Merleau-Ponty, Phénoménologie de la perception,1945, p. 204. 1. Écriture + adj. déterminatif a) Système de représentation graphique. Écriture hiéroglyphique, idéographique, phonétique : 2. Dans l'alphabet grec primitif, on ne trouve pas de graphies complexes comme notre « ch » pour š, ni de représentations doubles d'un son unique comme « c » et « s » pour s, pas non plus de signe simple pour un son double, comme « x » pour ks. Ce principe, nécessaire et suffisant pour une bonne écriture phonologique, les Grecs l'ont réalisé presque intégralement. Les autres peuples n'ont pas aperçu ce principe, et leurs alphabets n'analysent pas la chaîne parlée en ses phases acoustiques homogènes.
Saussure, Cours de ling. gén.,1916, p. 64. b) Ensemble des caractères d'un système de représentation graphique. Écriture cunéiforme, cyrillique, arabe, romaine, chinoise : 3. De grandes plaques sont historiées du haut en bas d'inscriptions cunéiformes, une écriture dont le principe est le coin ou clou groupé et disposé de diverses manières.
Gautier, Guide de l'amateur au Musée du Louvre,1872, p. 190. c) Ensemble des formes particulières de chacun des caractères dans un système de représentation graphique. Écriture anglaise, bâtarde, gothique, ronde, script.

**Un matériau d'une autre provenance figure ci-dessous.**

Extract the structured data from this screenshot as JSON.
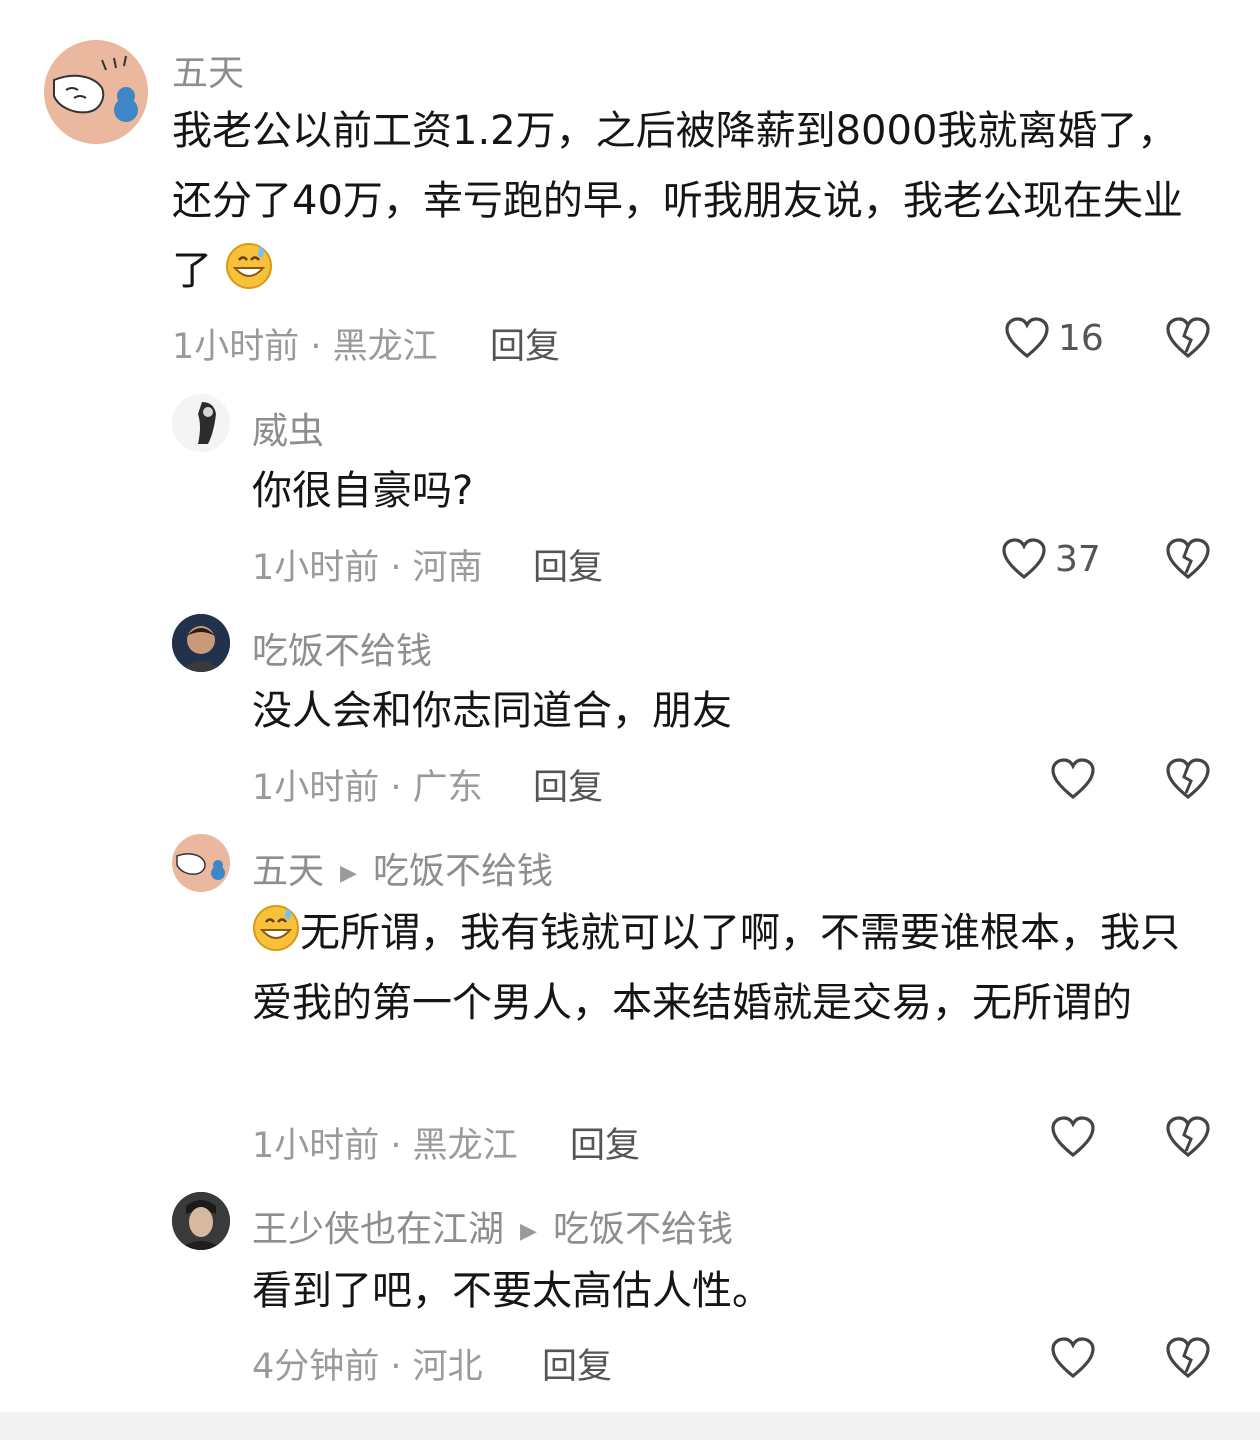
{
  "comments": [
    {
      "author": "五天",
      "text_before": "我老公以前工资1.2万，之后被降薪到8000我就离婚了，还分了40万，幸亏跑的早，听我朋友说，我老公现在失业了",
      "time_location": "1小时前 · 黑龙江",
      "reply": "回复",
      "likes": "16"
    },
    {
      "author": "威虫",
      "text": "你很自豪吗?",
      "time_location": "1小时前 · 河南",
      "reply": "回复",
      "likes": "37"
    },
    {
      "author": "吃饭不给钱",
      "text": "没人会和你志同道合，朋友",
      "time_location": "1小时前 · 广东",
      "reply": "回复"
    },
    {
      "author": "五天",
      "reply_to": "吃饭不给钱",
      "text": "无所谓，我有钱就可以了啊，不需要谁根本，我只爱我的第一个男人，本来结婚就是交易，无所谓的",
      "time_location": "1小时前 · 黑龙江",
      "reply": "回复"
    },
    {
      "author": "王少侠也在江湖",
      "reply_to": "吃饭不给钱",
      "text": "看到了吧，不要太高估人性。",
      "time_location": "4分钟前 · 河北",
      "reply": "回复"
    }
  ],
  "icons": {
    "like": "heart-icon",
    "dislike": "broken-heart-icon",
    "emoji": "grinning-sweat-emoji",
    "reply_arrow": "triangle-right-icon"
  },
  "colors": {
    "text": "#151515",
    "meta": "#9a9a9a",
    "icon": "#444444"
  }
}
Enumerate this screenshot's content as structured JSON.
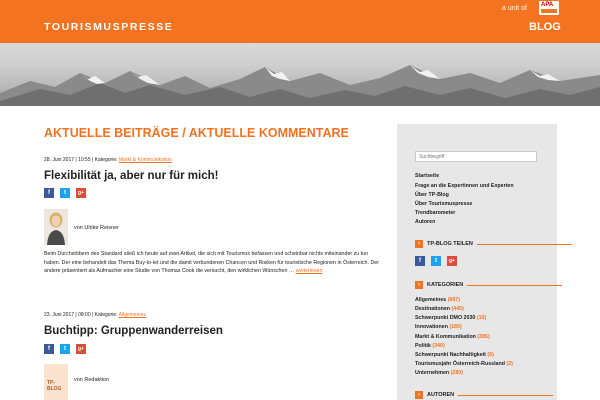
{
  "header": {
    "logo": "TOURISMUSPRESSE",
    "unit_text": "a unit of",
    "badge_text": "APA",
    "blog_link": "BLOG"
  },
  "main": {
    "section_title_left": "AKTUELLE BEITRÄGE",
    "section_separator": " / ",
    "section_title_right": "AKTUELLE KOMMENTARE",
    "posts": [
      {
        "date": "28. Juni 2017",
        "time": "10:55",
        "category_label": "Kategorie:",
        "category": "Markt & Kommunikation",
        "title": "Flexibilität ja, aber nur für mich!",
        "author": "von Ulrike Reisner",
        "excerpt": "Beim Durchstöbern des Standard stieß ich heute auf zwei Artikel, die sich mit Tourismus befassen und scheinbar nichts miteinander zu tun haben. Der eine behandelt das Thema Buy-to-let und die damit verbundenen Chancen und Risiken für touristische Regionen in Österreich. Der andere präsentiert als Aufmacher eine Studie von Thomas Cook die versucht, den wirklichen Wünschen … ",
        "more": "weiterlesen"
      },
      {
        "date": "23. Juni 2017",
        "time": "08:00",
        "category_label": "Kategorie:",
        "category": "Allgemeines",
        "title": "Buchtipp: Gruppenwanderreisen",
        "author": "von Redaktion",
        "logo_text": "TP-BLOG"
      }
    ],
    "share_icons": [
      "facebook-icon",
      "twitter-icon",
      "google-plus-icon"
    ]
  },
  "sidebar": {
    "search_placeholder": "Suchbegriff",
    "links": [
      "Startseite",
      "Frage an die Expertinnen und Experten",
      "Über TP-Blog",
      "Über Tourismuspresse",
      "Trendbarometer",
      "Autoren"
    ],
    "share_heading": "TP-BLOG TEILEN",
    "categories_heading": "KATEGORIEN",
    "categories": [
      {
        "name": "Allgemeines",
        "count": "(687)"
      },
      {
        "name": "Destinationen",
        "count": "(445)"
      },
      {
        "name": "Schwerpunkt DMO 2030",
        "count": "(10)"
      },
      {
        "name": "Innovationen",
        "count": "(185)"
      },
      {
        "name": "Markt & Kommunikation",
        "count": "(385)"
      },
      {
        "name": "Politik",
        "count": "(340)"
      },
      {
        "name": "Schwerpunkt Nachhaltigkeit",
        "count": "(6)"
      },
      {
        "name": "Tourismusjahr Österreich-Russland",
        "count": "(2)"
      },
      {
        "name": "Unternehmen",
        "count": "(280)"
      }
    ],
    "authors_heading": "AUTOREN"
  },
  "colors": {
    "accent": "#f37321",
    "sidebar_bg": "#e7e7e7",
    "facebook": "#3b5998",
    "twitter": "#1da1f2",
    "google_plus": "#dd4b39"
  }
}
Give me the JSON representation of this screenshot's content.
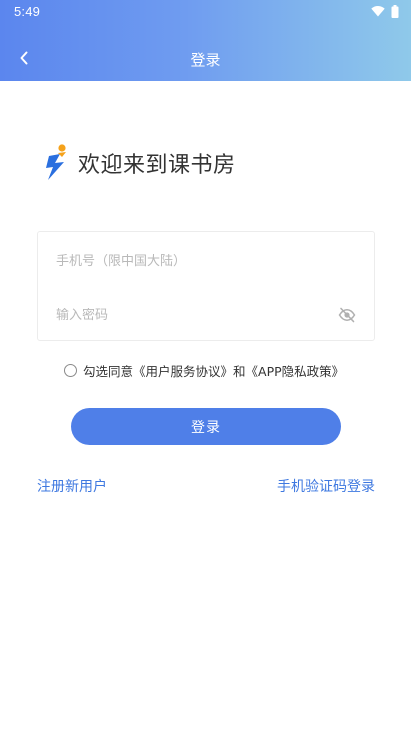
{
  "status_bar": {
    "time": "5:49"
  },
  "nav": {
    "title": "登录"
  },
  "welcome": {
    "text": "欢迎来到课书房"
  },
  "form": {
    "phone_placeholder": "手机号（限中国大陆）",
    "password_placeholder": "输入密码"
  },
  "agreement": {
    "prefix": "勾选同意",
    "user_agreement": "《用户服务协议》",
    "conjunction": "和",
    "privacy_policy": "《APP隐私政策》"
  },
  "actions": {
    "login_label": "登录",
    "register_label": "注册新用户",
    "sms_login_label": "手机验证码登录"
  },
  "colors": {
    "header_start": "#5b86ee",
    "header_end": "#8fc9ea",
    "primary": "#4f7fe8",
    "link": "#3e78e0",
    "logo_blue": "#2a6fdf",
    "logo_orange": "#f5a21b"
  }
}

L'idée de variété soutenue a fait également adopter la ronde, la bâtarde − et jusqu'à l'imitation de l'écriture courante − naturellement accommodées suivant l'habituelle « esthetic » (E. Leclerc, Nouv. manuel typogr.,1932, p. 376). 2. P. anal. Enfin, au treizième siècle, un Allemand, Franco de Cologne, inventa l'écriture des sons par carrés, cercles et points, sur et entre les lignes (Kastner, Gramm. mus.,1837, p. 10). 3. Au fig. Mes yeux te disent que je t'aime. Regarde-moi donc dans les yeux, ça y est écrit, et toute fille sait lire dans cette écriture-là (Sand, Mare au diable,1846, p. 157). B.− En partic. 1. Manière personnelle de tracer les caractères. Belle, grande, grosse, jolie écriture. Je prends cette lettre avec émotion; mais, grand Dieu! que devins-je en reconnoissant l'écriture de Maria (Genlis, Chev. Cygne,t. 2, 1795, p. 71). ♦ Expert en écritures. Graphologue assermenté : 4. Les experts en écritures ont déclaré que le bordereau, qui n'était pas de Dreyfus, était de Dreyfus. Les experts en écritures ont déclaré que le bordereau, qui est d'Esterhazy, n'était pas d'Esterhazy.
Clemenceau, Vers la réparation,1899, p. 398. 2. Façon d'orthographier : 5. ... rien n'est plus facile que de constater la conformité de l'écriture d'un texte, ou sa non-conformité, avec l'orthographe légale, aux dépens de la véritable connaissance, c'est-à-dire de la sensation poétique.
Valéry, Variété III,1936, p. 281. II.− [Correspond à écrire II] Action d'écrire; ce qui est écrit. A.− Action de rédiger de la correspondance; résultat de cette action : 6. Je hais tant les lettres que je ne puis en écrire qu'en leur donnant le style et l'écriture de lettres d'affaires et forcées.
Mallarmé, Corresp.,1867, p. 254. B.− Domaine de la litt. 1. Action de composer un ouvrage littéraire; résultat de cette action. Je tiens le plan de « Nana » (...) Je ne pourrai me mettre à l'écriture que dans une quinzaine de jours (Zola, Corresp.,1902, p. 505). − En partic. Écriture automatique (cf. automatique A 1 a spéc.). 2. Manière de s'exprimer par écrit. J'en arrivai à Flaubert et à Baudelaire, je découvris alors le style, l'art abstrait de l'écriture (Valéry, Lettres à qq.-uns,1945, p. 14): 7. Dès la première lecture, j'ai été ravi. Comme c'est admirablement cela! Comme la délicatesse d'écriture convient exactement à la délicatesse de pensée!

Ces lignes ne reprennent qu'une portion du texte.